Unfortunately for SNAP recipients Harvest Box initiative solves a non-existent problem and the policymakers are still debating on the need for reforms in SNAP policy. Harvest box was a novel idea but it was poorly executed, and the Trump administration failed to capture the full extent of innovation ongoing in the food industry. Harvest Box resembled nothing like “Blue Apron-type” program rather it was designed like Blue Apron had socialist hangover. Blue Apron, irrespective of its flawed business model, at least allow consumers to exercise their choice on 14 different options available. Blue Apron hasn’t been very successful and has received many criticism itself, however, it achieved an important milestone, of capturing consumers imagination that meal kits are a viable alternative to traditional grocery shopping and meal cooking. Meal kit industry is still in its infancy, and basing the success of an entire industry on the success or failure of one company is unjustified. Regardless of criticism received, taking US federal budget for 2019 as an indicator, then the Trump administration is not keen on losing the idea of “America’s Harvest Box”, but pushing Harvest Box closer to the true definition of meal kits can be win for all the stakeholders involved in the SNAP ecosystem. Meal kits has numerous advantages and of particular importance are:

  1. Meal kits are essentially boxes of fresh food ingredients carrying vital micronutrients without using any artificial preservatives. As compared with canned products and ready-to-eat food, meal kits provide higher nutritional value, thus maximising the benefits of SNAP allotment.
  2. In low-income families, especially families with both-working parents or single-working parent, meal kits can improve their opportunity cost of time by relieving them from meal planning, purchasing and processing. Meal kits has the potential to become a tool for families to enjoy cooking and connect around the dinner table, thus nudging people towards fresh, healthy and nutritious food choices.
  3. Allowing private sector to enter into the meal kit industry and cater to SNAP participants will mark Harvest Box as pro-market solution. The competitive nature of existing retailers and new entrants will drive innovation and dramatically reduce consumer prices of meal kits, therefore benefitting those on limited food budget.
  4. Meal kits allow the government to have higher governance on channelising domestic agricultural abundance and restricting “luxury foods” and imported foods from SNAP. State governments can provide incentives to create meal kits based on commodity that is in surplus, instead of yielding to agribusiness lobbyists to forcefully dispose off surplus commodities to SNAP recipients.

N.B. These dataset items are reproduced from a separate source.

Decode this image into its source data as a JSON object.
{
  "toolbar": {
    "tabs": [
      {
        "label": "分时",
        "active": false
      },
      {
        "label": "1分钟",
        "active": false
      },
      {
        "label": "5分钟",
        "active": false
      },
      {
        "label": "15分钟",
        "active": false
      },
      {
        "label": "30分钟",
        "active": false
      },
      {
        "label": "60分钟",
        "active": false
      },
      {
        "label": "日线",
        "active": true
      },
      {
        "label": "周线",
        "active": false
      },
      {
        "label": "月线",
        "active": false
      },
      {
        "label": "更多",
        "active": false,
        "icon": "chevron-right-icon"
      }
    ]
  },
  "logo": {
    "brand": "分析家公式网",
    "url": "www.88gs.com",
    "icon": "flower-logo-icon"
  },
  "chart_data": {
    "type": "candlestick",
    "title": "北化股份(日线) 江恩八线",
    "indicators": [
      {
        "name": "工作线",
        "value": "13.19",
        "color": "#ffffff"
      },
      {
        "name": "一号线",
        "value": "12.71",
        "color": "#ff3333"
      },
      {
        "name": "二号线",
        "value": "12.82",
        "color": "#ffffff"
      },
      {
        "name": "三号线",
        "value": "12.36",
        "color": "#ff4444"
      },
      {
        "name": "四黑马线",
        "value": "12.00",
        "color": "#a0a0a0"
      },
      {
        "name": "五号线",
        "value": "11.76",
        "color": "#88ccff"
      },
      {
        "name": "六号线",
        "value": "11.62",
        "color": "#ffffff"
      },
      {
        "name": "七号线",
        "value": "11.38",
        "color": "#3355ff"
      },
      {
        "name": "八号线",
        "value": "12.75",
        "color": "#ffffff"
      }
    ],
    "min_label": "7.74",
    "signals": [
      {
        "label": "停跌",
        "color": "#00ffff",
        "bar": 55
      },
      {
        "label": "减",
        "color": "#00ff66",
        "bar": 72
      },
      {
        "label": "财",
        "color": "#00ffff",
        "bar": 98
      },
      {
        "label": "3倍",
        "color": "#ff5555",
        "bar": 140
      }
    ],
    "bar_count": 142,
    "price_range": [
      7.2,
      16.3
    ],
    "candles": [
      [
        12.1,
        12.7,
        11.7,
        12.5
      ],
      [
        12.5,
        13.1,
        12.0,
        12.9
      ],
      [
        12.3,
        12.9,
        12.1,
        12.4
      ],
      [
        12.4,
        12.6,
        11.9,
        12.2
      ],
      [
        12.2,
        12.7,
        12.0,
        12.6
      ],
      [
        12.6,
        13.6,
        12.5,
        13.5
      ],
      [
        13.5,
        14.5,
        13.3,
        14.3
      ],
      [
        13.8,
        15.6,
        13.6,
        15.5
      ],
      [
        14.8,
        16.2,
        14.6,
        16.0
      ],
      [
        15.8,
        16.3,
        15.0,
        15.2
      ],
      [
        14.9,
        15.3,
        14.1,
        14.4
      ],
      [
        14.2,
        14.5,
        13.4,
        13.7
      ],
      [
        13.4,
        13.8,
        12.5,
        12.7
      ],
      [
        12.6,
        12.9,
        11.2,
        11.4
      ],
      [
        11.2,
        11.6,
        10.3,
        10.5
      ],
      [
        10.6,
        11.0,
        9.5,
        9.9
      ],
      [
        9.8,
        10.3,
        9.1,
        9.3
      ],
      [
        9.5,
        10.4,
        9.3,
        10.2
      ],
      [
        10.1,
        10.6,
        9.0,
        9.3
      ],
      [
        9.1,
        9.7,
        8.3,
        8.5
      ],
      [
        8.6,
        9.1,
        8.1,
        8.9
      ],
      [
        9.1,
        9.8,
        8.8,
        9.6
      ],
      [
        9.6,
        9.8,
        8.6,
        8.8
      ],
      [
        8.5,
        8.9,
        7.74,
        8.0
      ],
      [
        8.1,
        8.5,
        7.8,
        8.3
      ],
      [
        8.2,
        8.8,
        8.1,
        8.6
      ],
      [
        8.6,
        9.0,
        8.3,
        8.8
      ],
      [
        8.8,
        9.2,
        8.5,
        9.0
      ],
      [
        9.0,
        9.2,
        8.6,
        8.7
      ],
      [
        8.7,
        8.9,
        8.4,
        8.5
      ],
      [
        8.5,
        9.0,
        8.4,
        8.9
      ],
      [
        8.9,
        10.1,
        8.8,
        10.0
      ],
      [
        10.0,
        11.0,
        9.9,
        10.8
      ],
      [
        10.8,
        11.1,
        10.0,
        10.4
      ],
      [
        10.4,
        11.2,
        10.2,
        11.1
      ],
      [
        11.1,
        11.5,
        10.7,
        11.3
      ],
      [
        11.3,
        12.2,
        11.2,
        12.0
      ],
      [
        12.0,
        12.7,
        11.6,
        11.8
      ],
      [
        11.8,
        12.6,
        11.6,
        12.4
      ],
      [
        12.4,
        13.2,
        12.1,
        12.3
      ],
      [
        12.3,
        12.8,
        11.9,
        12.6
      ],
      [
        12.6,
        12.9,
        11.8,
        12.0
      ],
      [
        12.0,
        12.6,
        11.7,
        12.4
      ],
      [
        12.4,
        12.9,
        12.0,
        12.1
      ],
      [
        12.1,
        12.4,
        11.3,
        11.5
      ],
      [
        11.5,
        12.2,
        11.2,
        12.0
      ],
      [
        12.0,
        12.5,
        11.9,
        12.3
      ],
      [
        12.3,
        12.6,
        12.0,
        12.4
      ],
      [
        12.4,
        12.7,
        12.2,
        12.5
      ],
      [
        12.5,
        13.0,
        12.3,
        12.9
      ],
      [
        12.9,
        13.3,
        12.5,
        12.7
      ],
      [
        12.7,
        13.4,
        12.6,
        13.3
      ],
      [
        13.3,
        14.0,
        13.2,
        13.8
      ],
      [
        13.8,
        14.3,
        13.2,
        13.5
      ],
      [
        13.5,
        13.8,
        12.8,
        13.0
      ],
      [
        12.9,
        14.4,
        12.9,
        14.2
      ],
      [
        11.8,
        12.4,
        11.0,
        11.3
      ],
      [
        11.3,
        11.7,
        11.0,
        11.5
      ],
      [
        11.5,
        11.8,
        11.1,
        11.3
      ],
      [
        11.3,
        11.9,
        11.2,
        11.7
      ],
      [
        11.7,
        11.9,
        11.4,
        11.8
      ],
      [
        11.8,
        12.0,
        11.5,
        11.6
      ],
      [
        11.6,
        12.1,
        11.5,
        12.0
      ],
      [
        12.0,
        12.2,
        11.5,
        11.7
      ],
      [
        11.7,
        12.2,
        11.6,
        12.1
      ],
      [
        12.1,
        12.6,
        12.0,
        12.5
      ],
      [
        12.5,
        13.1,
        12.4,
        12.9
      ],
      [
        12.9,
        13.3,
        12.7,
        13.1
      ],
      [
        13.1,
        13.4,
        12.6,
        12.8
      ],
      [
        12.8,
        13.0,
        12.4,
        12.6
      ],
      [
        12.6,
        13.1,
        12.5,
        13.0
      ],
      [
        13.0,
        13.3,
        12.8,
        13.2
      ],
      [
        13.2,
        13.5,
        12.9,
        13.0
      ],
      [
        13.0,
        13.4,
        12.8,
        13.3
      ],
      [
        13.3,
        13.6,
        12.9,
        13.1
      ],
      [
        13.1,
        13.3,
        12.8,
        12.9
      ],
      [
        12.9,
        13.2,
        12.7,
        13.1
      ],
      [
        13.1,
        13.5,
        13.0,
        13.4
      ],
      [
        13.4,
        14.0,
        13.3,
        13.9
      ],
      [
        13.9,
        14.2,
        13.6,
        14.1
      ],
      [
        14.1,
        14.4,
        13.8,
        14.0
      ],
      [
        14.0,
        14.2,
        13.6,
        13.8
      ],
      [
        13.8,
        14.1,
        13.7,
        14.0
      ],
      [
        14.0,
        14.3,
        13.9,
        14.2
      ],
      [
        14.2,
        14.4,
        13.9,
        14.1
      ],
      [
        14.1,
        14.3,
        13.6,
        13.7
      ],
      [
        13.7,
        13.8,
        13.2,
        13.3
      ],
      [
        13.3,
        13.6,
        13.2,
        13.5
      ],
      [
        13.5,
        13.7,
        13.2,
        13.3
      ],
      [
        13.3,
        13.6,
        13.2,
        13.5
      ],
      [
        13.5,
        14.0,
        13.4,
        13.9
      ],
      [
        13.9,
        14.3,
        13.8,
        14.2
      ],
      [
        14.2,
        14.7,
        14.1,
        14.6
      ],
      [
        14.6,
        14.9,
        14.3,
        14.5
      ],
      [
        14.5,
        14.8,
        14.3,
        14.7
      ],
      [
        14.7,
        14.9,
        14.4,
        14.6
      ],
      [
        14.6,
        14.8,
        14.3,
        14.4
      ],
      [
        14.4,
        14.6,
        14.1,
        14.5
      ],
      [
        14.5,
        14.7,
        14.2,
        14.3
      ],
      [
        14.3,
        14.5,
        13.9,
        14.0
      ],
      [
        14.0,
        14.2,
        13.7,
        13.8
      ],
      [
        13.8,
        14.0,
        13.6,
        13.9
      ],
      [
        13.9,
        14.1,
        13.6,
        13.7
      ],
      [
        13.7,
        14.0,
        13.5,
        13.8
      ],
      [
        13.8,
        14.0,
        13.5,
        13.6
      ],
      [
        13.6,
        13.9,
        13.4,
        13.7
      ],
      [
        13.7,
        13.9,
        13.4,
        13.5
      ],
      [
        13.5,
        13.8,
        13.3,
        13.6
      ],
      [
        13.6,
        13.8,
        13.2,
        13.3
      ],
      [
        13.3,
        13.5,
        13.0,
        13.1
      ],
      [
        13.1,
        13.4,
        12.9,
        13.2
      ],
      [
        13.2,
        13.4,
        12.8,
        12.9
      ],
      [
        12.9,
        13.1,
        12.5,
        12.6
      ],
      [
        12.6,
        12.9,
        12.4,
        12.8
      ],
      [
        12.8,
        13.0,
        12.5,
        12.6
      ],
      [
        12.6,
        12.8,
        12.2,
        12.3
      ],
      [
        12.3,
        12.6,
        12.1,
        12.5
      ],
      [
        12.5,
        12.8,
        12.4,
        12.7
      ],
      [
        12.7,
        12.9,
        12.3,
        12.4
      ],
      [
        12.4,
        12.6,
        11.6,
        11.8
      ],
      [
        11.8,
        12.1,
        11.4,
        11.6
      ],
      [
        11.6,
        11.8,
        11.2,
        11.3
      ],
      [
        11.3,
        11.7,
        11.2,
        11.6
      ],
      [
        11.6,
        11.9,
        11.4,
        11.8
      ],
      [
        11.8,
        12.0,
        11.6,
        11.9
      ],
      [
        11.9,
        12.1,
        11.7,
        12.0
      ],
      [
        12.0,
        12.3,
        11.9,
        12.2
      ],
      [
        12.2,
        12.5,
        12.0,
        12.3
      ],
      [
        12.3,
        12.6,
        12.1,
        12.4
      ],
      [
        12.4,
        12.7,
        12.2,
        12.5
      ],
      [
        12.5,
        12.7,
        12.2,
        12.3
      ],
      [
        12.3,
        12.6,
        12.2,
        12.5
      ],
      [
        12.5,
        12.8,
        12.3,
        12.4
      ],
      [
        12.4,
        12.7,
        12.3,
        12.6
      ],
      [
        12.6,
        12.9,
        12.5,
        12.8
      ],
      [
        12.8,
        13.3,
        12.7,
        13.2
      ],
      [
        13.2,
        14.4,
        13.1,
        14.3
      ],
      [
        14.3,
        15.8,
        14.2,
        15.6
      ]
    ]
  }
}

Today, the average cost of value meal kits is approx. $4 per person per meal (ppm), while the average cost of a meal for SNAP participants is approx. $2 ppm (not accounting for the opportunity cost of time lost in transportation, grocery shopping, etc). Meal kit industry is a quintessential example of perfectly competitive industry; a large number of firms competing with identical products sold by all firms, perfect knowledge of prices and technology, and very low entry and exit barriers. Meal kit industry is less capital intensive and low technology industry, which will enable many new small businesses to enter the market. Most large grocery stores have their existing meal kit brand and the fierce competition between these stores have already brought the consumer prices down. However, the prices of meal kits are still higher than the food budget of SNAP participants, mostly due to stagnant market conditions. Allowing local businesses such as restaurants and other local meal kit companies that want to cater meal kits to SNAP participants will introduce new competition in the market, improving the operational efficiency and further reducing the consumer prices. Moreover, these local businesses are more aware of local taste preferences, thus these businesses can creatively utilise the incentives provided by state governments to include commodities that are in surplus. In addition, allowing local businesses to operate in meal kit industry eligible for SNAP recipients will create local job opportunities and strengthen the local economy. Therefore, with all its advantages, the government should consider opening-up the meal kit industry for all businesses to serve SNAP recipients.